Выбрать главу

Амар поднял руку и указал на небо над горами.

— Светает, — сказал он. Стенхэм не заметил признаков зари, но Амар утверждал, что она близится. Они пристроились к самому большому на вид кругу. Посреди в отблесках дотлевающего костра стояла женщина, вся в белом, и пела. Окружавший ее хор мужчин, взявшихся за руки, откликался на финал каждого куплета криком, похожим на громкий всплеск воды, и всякий раз неким чудесным образом он превращался в мелодичное журчанье, ниспадавшее к первой ноте следующего куплета. В этот момент казалось, что хор готов броситься на певицу, смять ее. Опустив головы, как рвущиеся в атаку быки, они делали три широких шага вперед, отдаляясь от зрителей, круг резко сужался; затем, в то время как женщина медленно поворачивалась, точно статуя на вращающемся пьедестале, они, словно одумавшись, вновь расступались. Повторяемость и агрессивность придавали танцу священный, иератический характер. Однако песнь женщины вполне можно было принять и за зов одного путника в горах к другому, на далекой вершине. В отдельных длинных нотах, выпадавших из течения времени, поскольку ритмичные выкрики замирали, крылась безмерная печаль горных сумерек. Красивая песня, подумал Стенхэм, и решил задержаться, поддавшись чарам. Нельзя было сказать, усиливаются они или нет, поскольку все время повторялось одно и то же, так что, заранее зная, что будет дальше, можно было не дослушивать. Но не слушая все до конца, невозможно было понять, как это подействует. Могли пройти десять минут или час, но любое суждение об этой музыке казалось ошибочным. Так он и стоял, не в силах уйти, а ум его был заполнен непривычными, полуоформившимися мыслями. Были моменты, когда музыка позволяла ему обратить взор в себя, и ему удавалось различить черное пятно вечности — по крайней мере, так он определял это ощущение. Cogito, ergo sum[154] — чушь, бессмыслица. Я мыслю вопреки тому, что существую, и я существую вопреки тому, что мыслю.

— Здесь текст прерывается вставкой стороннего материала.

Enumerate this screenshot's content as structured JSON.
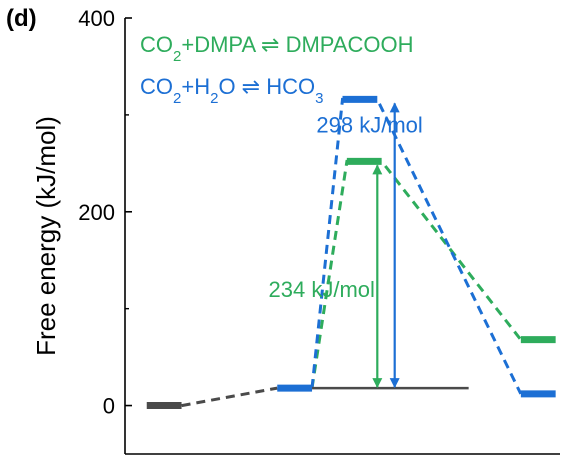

Тьма медленно таяла, неохотно сдавая позиции; поначалу проступивший свет был пасмурным и неприглядным, но вдруг небо в единый миг разверзлось над головами, прекрасное и новое, и люди начали украдкой переглядываться, стараясь получше разглядеть соседа, а одинокая фигура в центре круга превратилась в обычную живую женщину, но словно чуть менее реальную оттого, что оказалась не просто озаренной огнем красной маской. По мере того как все менялось вокруг, дробь становилась все менее напряженной и тревожной (потому что музыканты, осознав, что настал день, переставали бить в барабаны), а между тем странный новый звук рос со всех сторон навстречу заре — чем-то напоминавший петушиное голошенье: это были голоса тысяч овец, согнанных в шатры, перекликающихся и приветствующих день, в который им предстояло умереть во славу Аллаха.

Песнь оборвалась, хотя трудно было четко определить начало и конец, поскольку в промежутках барабаны продолжали бессвязно грохотать, связывая между собой отрывки мелодии в единый поток. Женщина невозмутимо вышла из круга мужчин и исчезла. Стенхэм взглянул на Амара, отвернулся и снова внимательно посмотрел. Сомнений быть не могло: лицо мальчика было мокро от слез. Краешком глаза Стенхэм видел, как Амар постепенно приходит в себя, вытирает лицо рукавом, напускает на себя суровый вид, бросает на Мохаммеда быстрый враждебный взгляд — удостовериться, что тот не заметил его слабости, и громко сплевывает.

Стенхэм вздохнул. Даже здесь существовало негласное мнение, что быть растроганным красотой — постыдно; человек обязан изо всех сил не поддаваться ее чарам. Истолковать это иначе было невозможно. Вначале он воспринимал марокканцев как реальную силу, единообразную и монолитную. Все вместе они представляли собой нечто — вещь, стоящую одновременно выше и ниже человеческого; каждый из них по отдельности существовал лишь постольку, поскольку являлся безымянной частицей или легко узнаваемым символом этого слитного, неделимого целого. Они были чем-то таким же первобытным и непреходящим, как солнце или ветер, не подверженным настроениям и порывам, берущим начало в зеркале интеллекта. Они не осознавали сами себя, а просто существовали, единые с самим бытием. Ничто не являлось следствием чьего-то личного желания, поскольку все личности были тождественны. То, чем они были, и то, что происходило с ними, являлось порождением их общих желаний. Но теперь — быть может, потому, что он увидел этого мальчика — Стенхэм начал сомневаться в правильности своих теоретических построений.